If the 2011 Country genre is trying to sound as cosmopolitan and Starbucks as the next A/C station, then their numbers should plummet after 6PM. It's an A/C rule. And if these concrete canyon businesspeople see themselves in the mirror as a listen-at-work station, complete with the whole 27 feet of glitzy separators and flanged agency sounders for traffic and the (rare) weather, then that means the weekends are as ripe a time as the weekday nighttimes for exploration.
But bold exploration of that frontier means, uh, *money*.
They'll just stick with what works.
It would be nice to hear some overnight C&W show, maybe even syndicated, of the old-time stuff. But that's just dreaming. I don't think enough 70 year old truckers would support it.
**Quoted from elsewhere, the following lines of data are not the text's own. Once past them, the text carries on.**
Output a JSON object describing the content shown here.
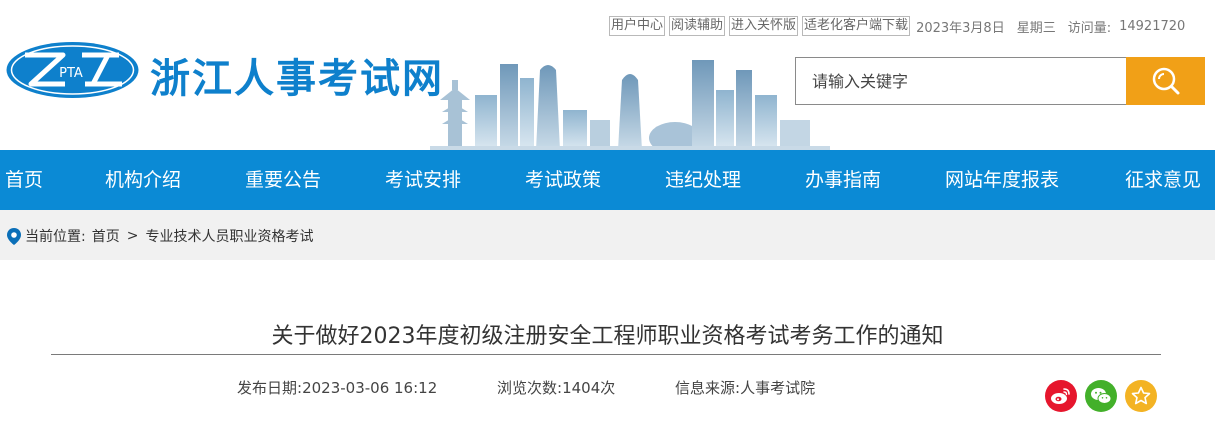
{
  "top_bar": {
    "links": [
      "用户中心",
      "阅读辅助",
      "进入关怀版",
      "适老化客户端下载"
    ],
    "date": "2023年3月8日",
    "weekday": "星期三",
    "visits_label": "访问量:",
    "visits_count": "14921720"
  },
  "logo": {
    "text": "PTA"
  },
  "site": {
    "name": "浙江人事考试网"
  },
  "search": {
    "placeholder": "请输入关键字",
    "icon": "search-icon"
  },
  "nav": [
    "首页",
    "机构介绍",
    "重要公告",
    "考试安排",
    "考试政策",
    "违纪处理",
    "办事指南",
    "网站年度报表",
    "征求意见"
  ],
  "breadcrumb": {
    "label": "当前位置:",
    "home": "首页",
    "separator": ">",
    "current": "专业技术人员职业资格考试"
  },
  "article": {
    "title": "关于做好2023年度初级注册安全工程师职业资格考试考务工作的通知",
    "publish_label": "发布日期:",
    "publish_date": "2023-03-06 16:12",
    "views_label": "浏览次数:",
    "views_value": "1404次",
    "source_label": "信息来源:",
    "source_value": "人事考试院"
  },
  "share": [
    {
      "name": "weibo-icon",
      "color": "#e6162d"
    },
    {
      "name": "wechat-icon",
      "color": "#43b02a"
    },
    {
      "name": "favorite-star-icon",
      "color": "#f3b324"
    }
  ],
  "colors": {
    "brand_blue": "#0b8ad5",
    "search_orange": "#f1a017",
    "logo_blue": "#0e80cc"
  }
}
Yet, fwiw, a smallish daytimer that plays nothing but traditional C&W up this way (WWSM 1510) shows up as respectably as can expect in the occasional Harrisburg book -- one of SIX Country stations to do it. One would figure that Florida, with the exact median age as Pennsylvania (39.3 years), and with so many over-50 communities, would be a riper place for the traditional C&W. But as long as there's a big, one-size-fits-all Wal-Mart of a Country station in town, it becomes a matter of people settling for the nearest approximation. Sort of the way the Bloomingdale hippies flocked to the more obvious fast-food AoR stations in the mid-Seventies. Or the way WOGL Philly and WCBS-FM New York's listeners support these pre-fab Oldies stations.
Just some thoughts from a Pennsylvanian snowbird, hi.